Foi chegando perto devagar, procurando não fazer barulho, até parar atrás do tronco grosso, espiando por de trás dele, admirando os cabelos claros, a cabeça loira inclinada sobre um livro grande, as costas apoiadas na árvore enquanto lia concentrado. O moreno nem se mexia e mal respirava para não alertá-lo de sua presença.

— Você não acredita realmente que eu não percebi a sua chegada, não é, Cicatriz? – Draco nem mesmo se moveu da posição em que estava. — Até um trasgo seria mais silencioso que você.

— Eu não estava tentando ser silencioso. – Saiu de trás da árvore, caminhando para o lado e ficando a alguns passos dele, olhando para o loiro e vendo-o erguer a cabeça e encará-lo fixamente, sorrindo de canto.

— Humpf... Me seguindo o tempo todo... – Resmungou fechando o livro e se levantando, batendo a grama e as folhas da roupa. — Um filhote de troll adestrado por um velho gagá...

— Não fale assim do professor Dumbledore! – Deu dois passos em direção dele, os punhos fechados, o rosto ficando vermelho.

— Senão o que... Vai me bater? – Ironizou o loiro já empunhando a varinha. — Ui, tô morrendo de medo!

— Será que você não sabe ficar de boca fechada? – Respondeu, já pegando a varinha no cós da calça. — Não me provoca Malfoy!

— Por que...?  Vai terminar o serviço? – Arregalou os olhos dramaticamente, colocando a mão com o livro sobre o peito, debochando. — Vai me... Matar?

— Mas que merda, Malfoy!

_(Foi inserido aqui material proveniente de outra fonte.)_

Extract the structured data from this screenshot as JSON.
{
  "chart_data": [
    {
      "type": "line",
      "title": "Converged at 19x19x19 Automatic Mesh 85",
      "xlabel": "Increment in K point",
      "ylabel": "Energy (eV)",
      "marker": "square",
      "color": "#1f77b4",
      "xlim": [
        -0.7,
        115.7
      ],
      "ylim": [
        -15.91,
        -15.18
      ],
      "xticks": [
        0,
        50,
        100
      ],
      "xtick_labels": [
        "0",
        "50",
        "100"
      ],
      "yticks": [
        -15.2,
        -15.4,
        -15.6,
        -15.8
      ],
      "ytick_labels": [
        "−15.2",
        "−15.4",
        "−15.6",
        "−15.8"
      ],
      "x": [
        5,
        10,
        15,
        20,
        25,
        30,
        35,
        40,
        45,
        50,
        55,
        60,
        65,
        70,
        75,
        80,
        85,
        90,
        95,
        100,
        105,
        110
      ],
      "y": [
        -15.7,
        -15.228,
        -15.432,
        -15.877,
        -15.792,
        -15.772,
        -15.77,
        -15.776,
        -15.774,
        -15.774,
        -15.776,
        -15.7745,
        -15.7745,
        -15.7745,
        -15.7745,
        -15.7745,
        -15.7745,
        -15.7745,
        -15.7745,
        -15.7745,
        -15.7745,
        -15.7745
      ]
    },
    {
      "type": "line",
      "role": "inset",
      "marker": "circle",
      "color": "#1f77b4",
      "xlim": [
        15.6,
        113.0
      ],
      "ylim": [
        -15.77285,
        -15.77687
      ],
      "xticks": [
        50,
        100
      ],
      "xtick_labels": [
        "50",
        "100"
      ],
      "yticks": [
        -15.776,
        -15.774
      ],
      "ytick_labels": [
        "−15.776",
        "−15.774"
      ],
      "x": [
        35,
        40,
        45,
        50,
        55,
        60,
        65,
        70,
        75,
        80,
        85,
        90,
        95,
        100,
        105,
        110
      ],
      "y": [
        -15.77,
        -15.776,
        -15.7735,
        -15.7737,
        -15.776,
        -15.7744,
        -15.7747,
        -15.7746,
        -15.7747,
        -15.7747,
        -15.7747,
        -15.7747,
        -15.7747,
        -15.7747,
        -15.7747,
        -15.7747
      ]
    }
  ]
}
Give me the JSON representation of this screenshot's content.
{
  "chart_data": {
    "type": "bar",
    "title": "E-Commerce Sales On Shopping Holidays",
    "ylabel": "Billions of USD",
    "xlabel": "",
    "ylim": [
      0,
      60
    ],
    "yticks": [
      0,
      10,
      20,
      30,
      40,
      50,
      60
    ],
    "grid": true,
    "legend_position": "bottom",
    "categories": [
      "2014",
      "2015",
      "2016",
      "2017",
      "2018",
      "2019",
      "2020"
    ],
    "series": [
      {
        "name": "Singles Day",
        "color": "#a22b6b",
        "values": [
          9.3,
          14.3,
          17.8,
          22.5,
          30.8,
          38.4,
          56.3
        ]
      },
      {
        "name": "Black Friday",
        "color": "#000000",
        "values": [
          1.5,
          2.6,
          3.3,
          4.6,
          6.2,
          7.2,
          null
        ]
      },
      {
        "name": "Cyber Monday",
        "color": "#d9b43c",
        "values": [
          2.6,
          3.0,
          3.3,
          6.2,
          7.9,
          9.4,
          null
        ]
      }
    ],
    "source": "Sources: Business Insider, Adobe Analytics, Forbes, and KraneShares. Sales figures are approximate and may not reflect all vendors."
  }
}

Eu não queria, nem nunca quis te matar! – Se aproximou mais dois passos, empunhando a varinha com força. — Só estava me defendendo, foi você quem começou!

— Não foi o que pareceu... – Deu dois passos para trás, saindo para o lado, ficando com a retaguarda livre. — Fui eu quem acabei numa poça de sangue!

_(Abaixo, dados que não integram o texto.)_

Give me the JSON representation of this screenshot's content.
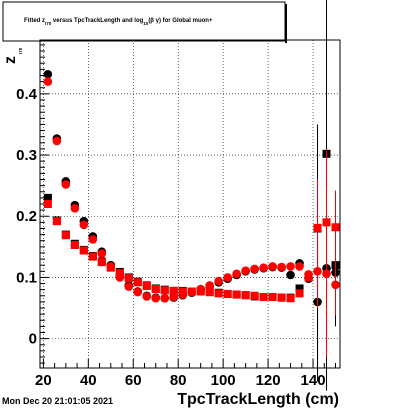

— Eu não sabia o que o feitiço faria... – Abaixou a varinha. — Eu não pensei...

— Vocês grifinórios nunca pensam. – A varinha continuava em riste. — Mas nesse caso eu faria o mesmo com um inimigo.

— Por que você insiste tanto nisso? – Deu mais dois passos para frente, vendo-o dar dois para trás. — Você não é meu inimigo!

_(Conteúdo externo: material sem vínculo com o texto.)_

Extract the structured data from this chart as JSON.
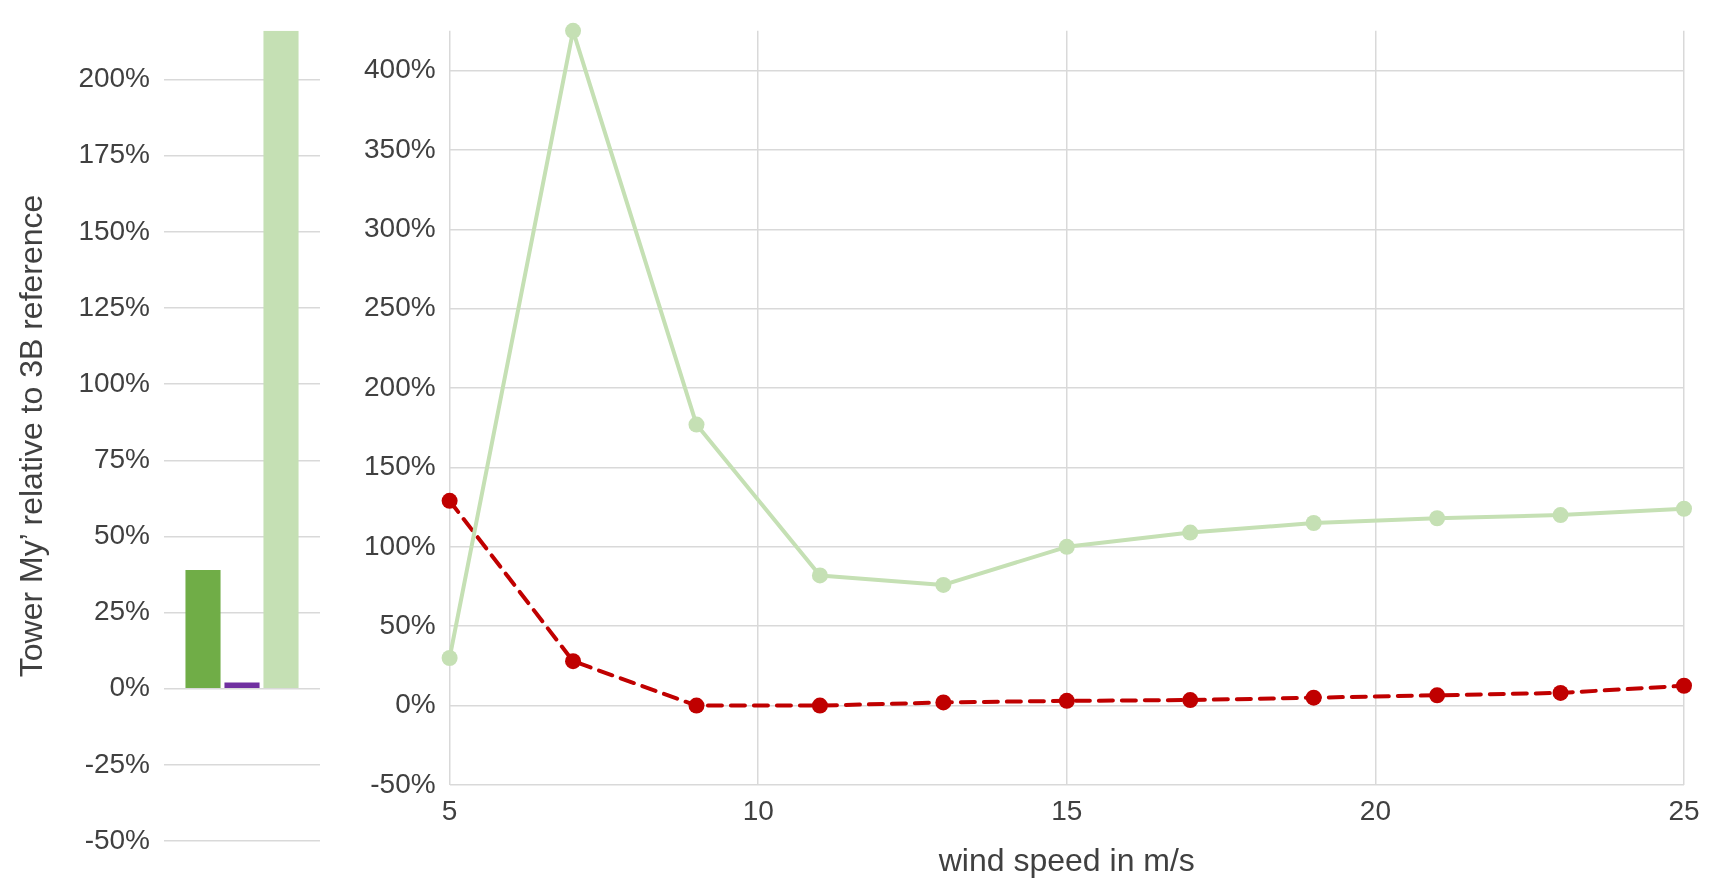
{
  "chart_data": [
    {
      "type": "bar",
      "ylabel": "Tower My’ relative to 3B reference",
      "categories": [
        null
      ],
      "series": [
        {
          "color": "#70ad47",
          "values": [
            39
          ]
        },
        {
          "color": "#7030a0",
          "values": [
            2
          ]
        },
        {
          "color": "#c5e0b4",
          "values": [
            216
          ]
        }
      ],
      "ylim": [
        -50,
        216
      ],
      "yticks": [
        {
          "value": -50,
          "label": "-50%"
        },
        {
          "value": -25,
          "label": "-25%"
        },
        {
          "value": 0,
          "label": "0%"
        },
        {
          "value": 25,
          "label": "25%"
        },
        {
          "value": 50,
          "label": "50%"
        },
        {
          "value": 75,
          "label": "75%"
        },
        {
          "value": 100,
          "label": "100%"
        },
        {
          "value": 125,
          "label": "125%"
        },
        {
          "value": 150,
          "label": "150%"
        },
        {
          "value": 175,
          "label": "175%"
        },
        {
          "value": 200,
          "label": "200%"
        }
      ],
      "grid": "y",
      "tick_labels": "y",
      "legend": false
    },
    {
      "type": "line",
      "xlabel": "wind speed in m/s",
      "x": [
        5,
        7,
        9,
        11,
        13,
        15,
        17,
        19,
        21,
        23,
        25
      ],
      "series": [
        {
          "color": "#c5e0b4",
          "values": [
            30,
            425,
            177,
            82,
            76,
            100,
            109,
            115,
            118,
            120,
            124
          ],
          "line_style": "solid"
        },
        {
          "color": "#c00000",
          "values": [
            129,
            28,
            0,
            0,
            2,
            3,
            3.5,
            5,
            6.5,
            8,
            12.5
          ],
          "line_style": "dashed"
        }
      ],
      "xlim": [
        5,
        25
      ],
      "xticks": [
        5,
        10,
        15,
        20,
        25
      ],
      "ylim": [
        -50,
        425
      ],
      "yticks": [
        {
          "value": -50,
          "label": "-50%"
        },
        {
          "value": 0,
          "label": "0%"
        },
        {
          "value": 50,
          "label": "50%"
        },
        {
          "value": 100,
          "label": "100%"
        },
        {
          "value": 150,
          "label": "150%"
        },
        {
          "value": 200,
          "label": "200%"
        },
        {
          "value": 250,
          "label": "250%"
        },
        {
          "value": 300,
          "label": "300%"
        },
        {
          "value": 350,
          "label": "350%"
        },
        {
          "value": 400,
          "label": "400%"
        }
      ],
      "grid": true,
      "marker": "circle",
      "legend": false
    }
  ]
}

— Estamos em lados opostos. Então você É meu inimigo sim! – Afirmou com ênfase. — É indiscutível...

— Não precisa ser assim...

— Não seja ingênuo Testa-rachada. – Afastou-se um pouco mais, os olhos frios e brilhantes, a voz dura. — Sou Draco, filho de Lucius Malfoy, filho de um comensal da morte, braço direito do Lorde das Trevas. Não tem outro jeito, somos inimigos e ponto.

— Você bate na mesma tecla todas as vezes. – E Harry parecia desapontado. — Mas podia ser diferente, podíamos falar com o professor Dumbledore, podíamos achar uma saída, podíamos te proteger...

Draco riu, os olhos brilhando no rosto inflexível, dando mais alguns passos para trás, afastando-se mais, impondo uma distância segura entre eles, e abaixando a varinha.

— Não sei por que isso parece te incomodar tanto, Menino de Ouro, as coisas são como devem ser. Somos inimigos, ponto. Isso não me incomoda. – Ergueu o queixo com altivez. — O que me incomoda... – Abaixou a cabeça, e hesitou, antes de o olhar de novo, frio e arrogante. — ...Não é ter meu “inimigo” me seguindo o tempo todo, nem ter meu “inimigo” invadindo meus sonhos, nem mesmo ouvir certas palavras perturbadoras do meu “inimigo”. – Draco disse parado a alguns passos do moreno, olhando-o intensamente. — O que me perturba... Não é descobrir que ele “não é meu inimigo”, mas que eu gostaria de “poder” dizer essas mesmas palavras para ele.

E lhe deu as costas, indo para o castelo, sem nem mesmo olhar para trás, sem ver os olhos verdes intensos arregalados de surpresa, com um brilho de esperança luzindo neles.